When dealing with packets of fixed format I use something like this. This also illustrates an easy way to fix "endianess". I decoded the first few bytes(using the sample you provided) so you could get an idea.

Enum NBT 'define the offsets into the packet, change names / add others as needed
    byte1 = 0
    byte23 = 1
    byte47 = 3
    byte8 = 7
    'etc
End Enum

Dim swEndian As Boolean = True

Private Sub Button1_Click(ByVal sender As System.Object, ByVal e As System.EventArgs) Handles Button1.Click
    Dim testData() As Byte = New Byte() {&HA, &H0, &H4, &H72, &H6F, &H6F, &H74, &H8, &H0, &H6, &H66, &H6F, &H6F, &H62, &H61, &H72, &H0, &H7, &H50, &H49, &H52, &H41, &H54, &H45, &H21, &H0}

    Dim byte1 As Byte = testData(NBT.byte1)

    Dim byte2 As Int16 = BitConverter.ToInt16(testData, NBT.byte23)
    If swEndian Then byte2 = System.Net.IPAddress.NetworkToHostOrder(byte2)

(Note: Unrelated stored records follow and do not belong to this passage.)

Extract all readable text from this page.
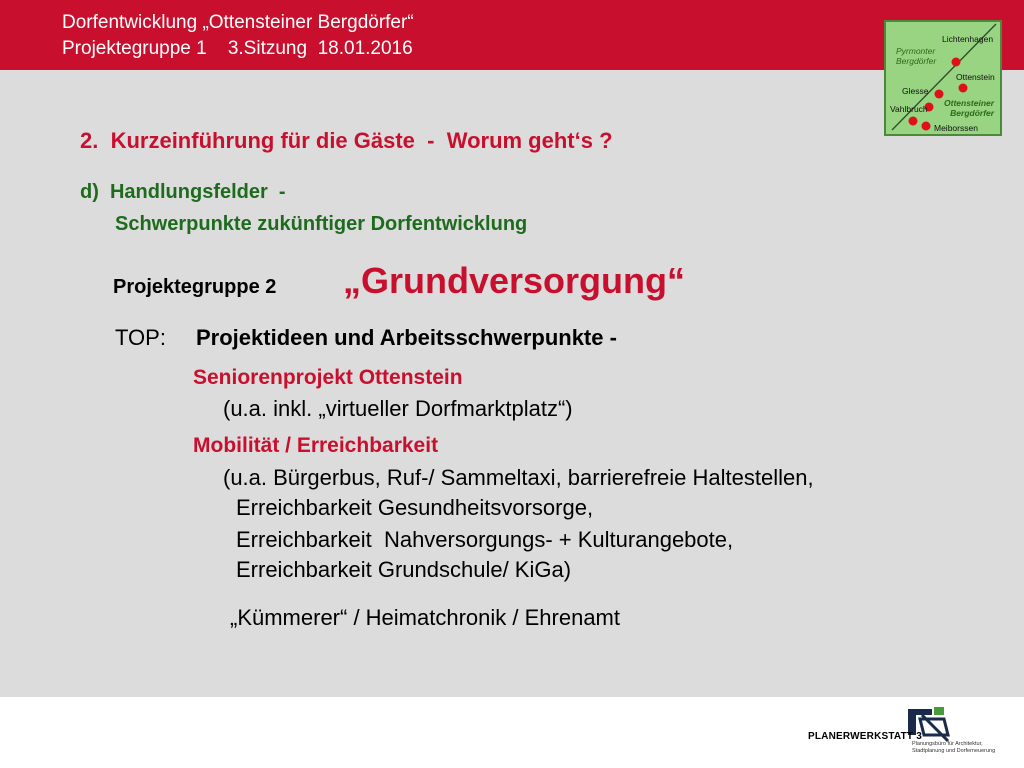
Dorfentwicklung „Ottensteiner Bergdörfer“
Projektegruppe 1    3.Sitzung  18.01.2016	Pyrmonter
Bergdörfer
Lichtenhagen
Ottenstein
Glesse
Vahlbruch
Ottensteiner
Bergdörfer
Meiborssen
2.  Kurzeinführung für die Gäste  -  Worum geht‘s ?
d)  Handlungsfelder  -
Schwerpunkte zukünftiger Dorfentwicklung
Projektegruppe 2 „Grundversorgung“
TOP: Projektideen und Arbeitsschwerpunkte -
Seniorenprojekt Ottenstein
(u.a. inkl. „virtueller Dorfmarktplatz“)
Mobilität / Erreichbarkeit
(u.a. Bürgerbus, Ruf-/ Sammeltaxi, barrierefreie Haltestellen,
Erreichbarkeit Gesundheitsvorsorge,
Erreichbarkeit  Nahversorgungs- + Kulturangebote,
Erreichbarkeit Grundschule/ KiGa)
„Kümmerer“ / Heimatchronik / Ehrenamt
PLANERWERKSTATT 3
Planungsbüro für Architektur,
Stadtplanung und Dorferneuerung
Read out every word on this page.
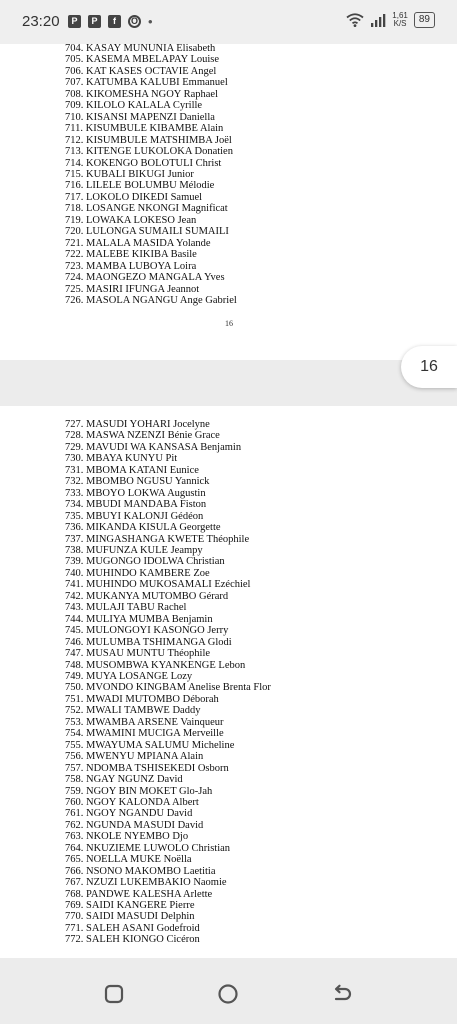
23:20	P	P	f	O •	1,61
K/S	89
704. KASAY MUNUNIA Elisabeth
705. KASEMA MBELAPAY Louise
706. KAT KASES OCTAVIE Angel
707. KATUMBA KALUBI Emmanuel
708. KIKOMESHA NGOY Raphael
709. KILOLO KALALA Cyrille
710. KISANSI MAPENZI Daniella
711. KISUMBULE KIBAMBE Alain
712. KISUMBULE MATSHIMBA Joël
713. KITENGE LUKOLOKA Donatien
714. KOKENGO BOLOTULI Christ
715. KUBALI BIKUGI Junior
716. LILELE BOLUMBU Mélodie
717. LOKOLO DIKEDI Samuel
718. LOSANGE NKONGI Magnificat
719. LOWAKA LOKESO Jean
720. LULONGA SUMAILI SUMAILI
721. MALALA MASIDA Yolande
722. MALEBE KIKIBA Basile
723. MAMBA LUBOYA Loira
724. MAONGEZO MANGALA Yves
725. MASIRI IFUNGA Jeannot
726. MASOLA NGANGU Ange Gabriel
16
16
727. MASUDI YOHARI Jocelyne
728. MASWA NZENZI Bénie Grace
729. MAVUDI WA KANSASA Benjamin
730. MBAYA KUNYU Pit
731. MBOMA KATANI Eunice
732. MBOMBO NGUSU Yannick
733. MBOYO LOKWA Augustin
734. MBUDI MANDABA Fiston
735. MBUYI KALONJI Gédéon
736. MIKANDA KISULA Georgette
737. MINGASHANGA KWETE Théophile
738. MUFUNZA KULE Jeampy
739. MUGONGO IDOLWA Christian
740. MUHINDO KAMBERE Zoe
741. MUHINDO MUKOSAMALI Ezéchiel
742. MUKANYA MUTOMBO Gérard
743. MULAJI TABU Rachel
744. MULIYA MUMBA Benjamin
745. MULONGOYI KASONGO Jerry
746. MULUMBA TSHIMANGA Glodi
747. MUSAU MUNTU Théophile
748. MUSOMBWA KYANKENGE Lebon
749. MUYA LOSANGE Lozy
750. MVONDO KINGBAM Anelise Brenta Flor
751. MWADI MUTOMBO Déborah
752. MWALI TAMBWE Daddy
753. MWAMBA ARSENE Vainqueur
754. MWAMINI MUCIGA Merveille
755. MWAYUMA SALUMU Micheline
756. MWENYU MPIANA Alain
757. NDOMBA TSHISEKEDI Osborn
758. NGAY NGUNZ David
759. NGOY BIN MOKET Glo-Jah
760. NGOY KALONDA Albert
761. NGOY NGANDU David
762. NGUNDA MASUDI David
763. NKOLE NYEMBO Djo
764. NKUZIEME LUWOLO Christian
765. NOELLA MUKE Noëlla
766. NSONO MAKOMBO Laetitia
767. NZUZI LUKEMBAKIO Naomie
768. PANDWE KALESHA Arlette
769. SAIDI KANGERE Pierre
770. SAIDI MASUDI Delphin
771. SALEH ASANI Godefroid
772. SALEH KIONGO Cicéron
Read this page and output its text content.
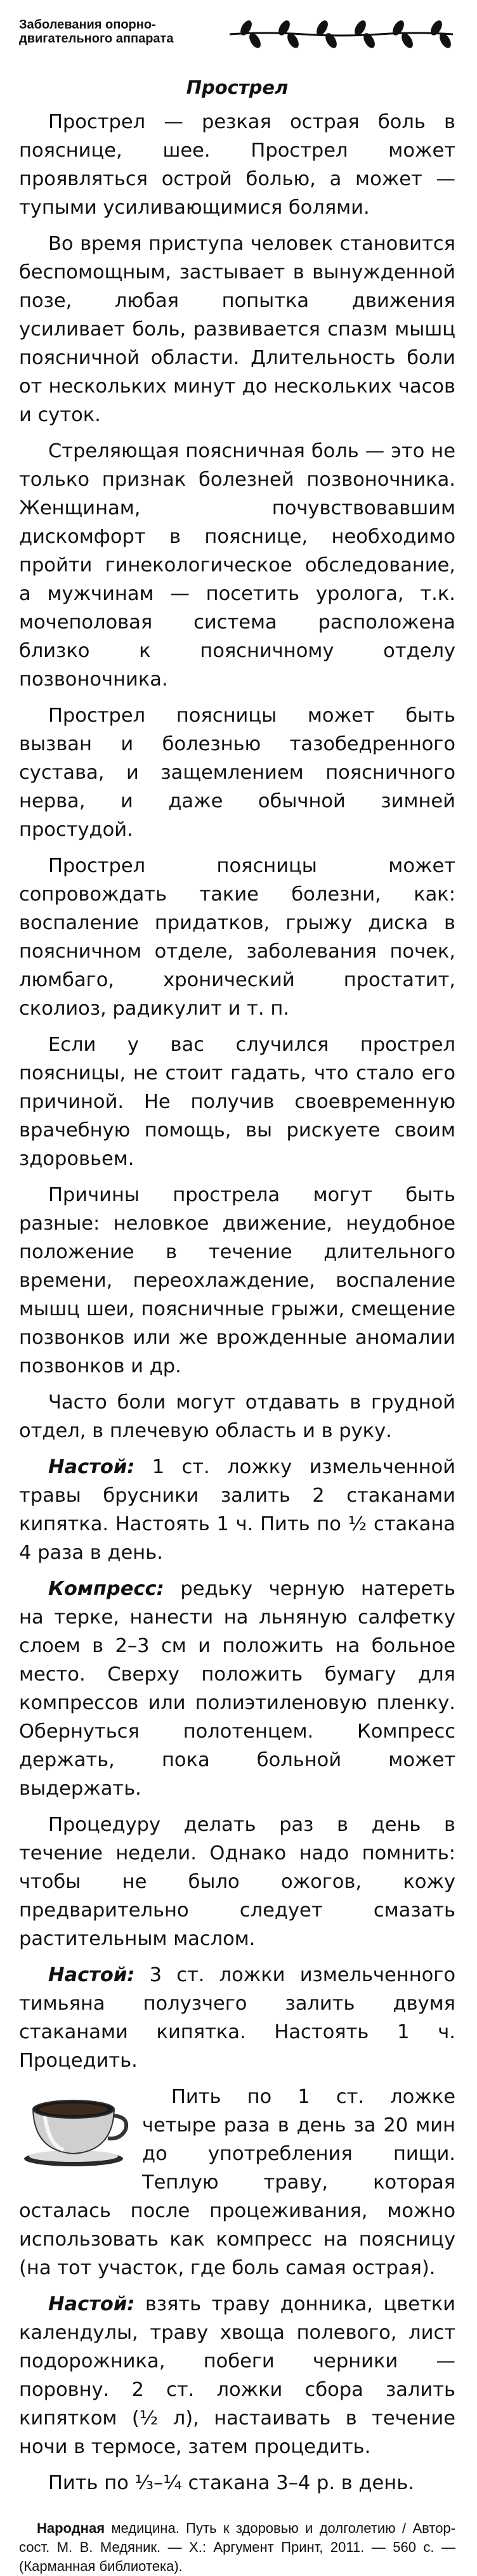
Заболевания опорно-
двигательного аппарата
Прострел

Прострел — резкая острая боль в пояснице, шее. Прострел может проявляться острой болью, а может — тупыми усиливающимися болями.

Во время приступа человек становится беспомощным, застывает в вынужденной позе, любая попытка движения усиливает боль, развивается спазм мышц поясничной области. Длительность боли от нескольких минут до нескольких часов и суток.

Стреляющая поясничная боль — это не только признак болезней позвоночника. Женщинам, почувствовавшим дискомфорт в пояснице, необходимо пройти гинекологическое обследование, а мужчинам — посетить уролога, т.к. мочеполовая система расположена близко к поясничному отделу позвоночника.

Прострел поясницы может быть вызван и болезнью тазобедренного сустава, и защемлением поясничного нерва, и даже обычной зимней простудой.

Прострел поясницы может сопровождать такие болезни, как: воспаление придатков, грыжу диска в поясничном отделе, заболевания почек, люмбаго, хронический простатит, сколиоз, радикулит и т. п.

Если у вас случился прострел поясницы, не стоит гадать, что стало его причиной. Не получив своевременную врачебную помощь, вы рискуете своим здоровьем.

Причины прострела могут быть разные: неловкое движение, неудобное положение в течение длительного времени, переохлаждение, воспаление мышц шеи, поясничные грыжи, смещение позвонков или же врожденные аномалии позвонков и др.

Часто боли могут отдавать в грудной отдел, в плечевую область и в руку.

Настой: 1 ст. ложку измельченной травы брусники залить 2 стаканами кипятка. Настоять 1 ч. Пить по ½ стакана 4 раза в день.

Компресс: редьку черную натереть на терке, нанести на льняную салфетку слоем в 2–3 см и положить на больное место. Сверху положить бумагу для компрессов или полиэтиленовую пленку. Обернуться полотенцем. Компресс держать, пока больной может выдержать.

Процедуру делать раз в день в течение недели. Однако надо помнить: чтобы не было ожогов, кожу предварительно следует смазать растительным маслом.

Настой: 3 ст. ложки измельченного тимьяна полузчего залить двумя стаканами кипятка. Настоять 1 ч. Процедить.

Пить по 1 ст. ложке четыре раза в день за 20 мин до употребления пищи. Теплую траву, которая осталась после процеживания, можно использовать как компресс на поясницу (на тот участок, где боль самая острая).

Настой: взять траву донника, цветки календулы, траву хвоща полевого, лист подорожника, побеги черники — поровну. 2 ст. ложки сбора залить кипятком (½ л), настаивать в течение ночи в термосе, затем процедить.

Пить по ⅓–¼ стакана 3–4 р. в день.

Народная медицина. Путь к здоровью и долголетию / Автор-сост. М. В. Медяник. — Х.: Аргумент Принт, 2011. — 560 с. — (Карманная библиотека).
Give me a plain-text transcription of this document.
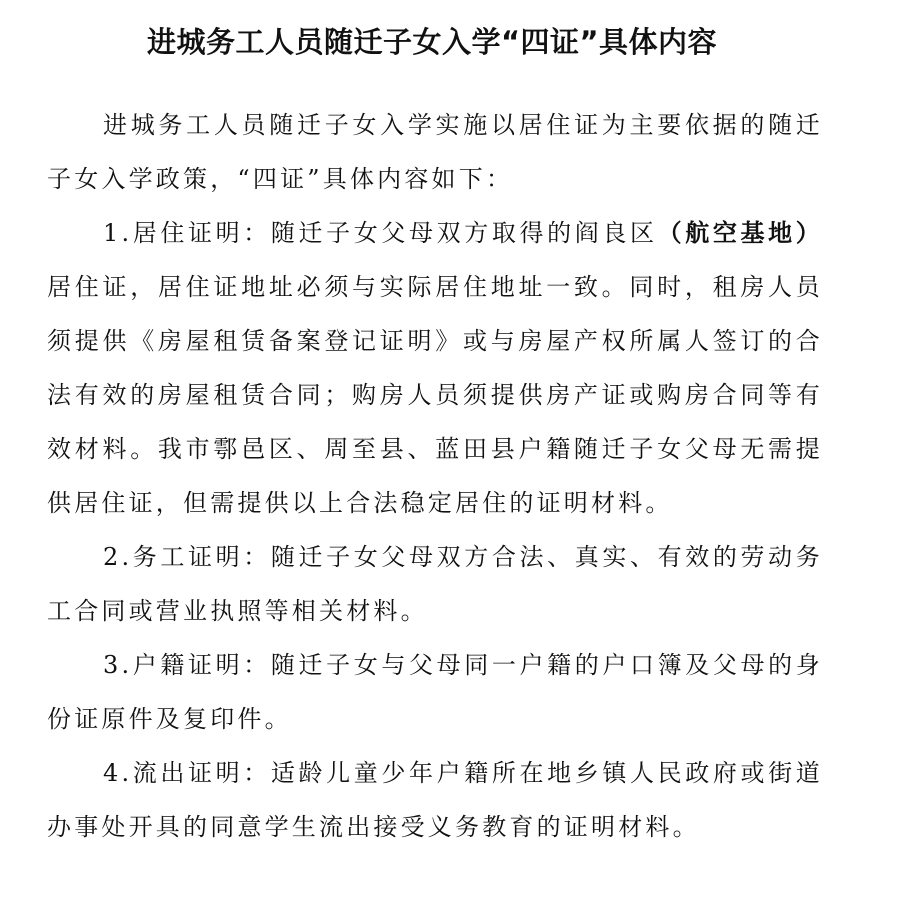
进城务工人员随迁子女入学“四证”具体内容

进城务工人员随迁子女入学实施以居住证为主要依据的随迁子女入学政策，“四证”具体内容如下：

1.居住证明：随迁子女父母双方取得的阎良区（航空基地）居住证，居住证地址必须与实际居住地址一致。同时，租房人员须提供《房屋租赁备案登记证明》或与房屋产权所属人签订的合法有效的房屋租赁合同；购房人员须提供房产证或购房合同等有效材料。我市鄠邑区、周至县、蓝田县户籍随迁子女父母无需提供居住证，但需提供以上合法稳定居住的证明材料。

2.务工证明：随迁子女父母双方合法、真实、有效的劳动务工合同或营业执照等相关材料。

3.户籍证明：随迁子女与父母同一户籍的户口簿及父母的身份证原件及复印件。

4.流出证明：适龄儿童少年户籍所在地乡镇人民政府或街道办事处开具的同意学生流出接受义务教育的证明材料。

    Dim byte4 As Int32 = BitConverter.ToInt32(testData, NBT.byte47)
    If swEndian Then byte4 = System.Net.IPAddress.NetworkToHostOrder(byte4)

End Sub
dbasnett
I actually found that if the bytes are loaded into a byte array, calling Array.Reverse() will flip them into proper BE format. And that's more easily documentable. I can change it later if MS ever decides to fixup BinaryReader/BinaryWriter to allow specifying the endianess.
Kumba
What if there are strings and numbers in the packet, as in your example? Reversing the array also reverses the strings.
dbasnett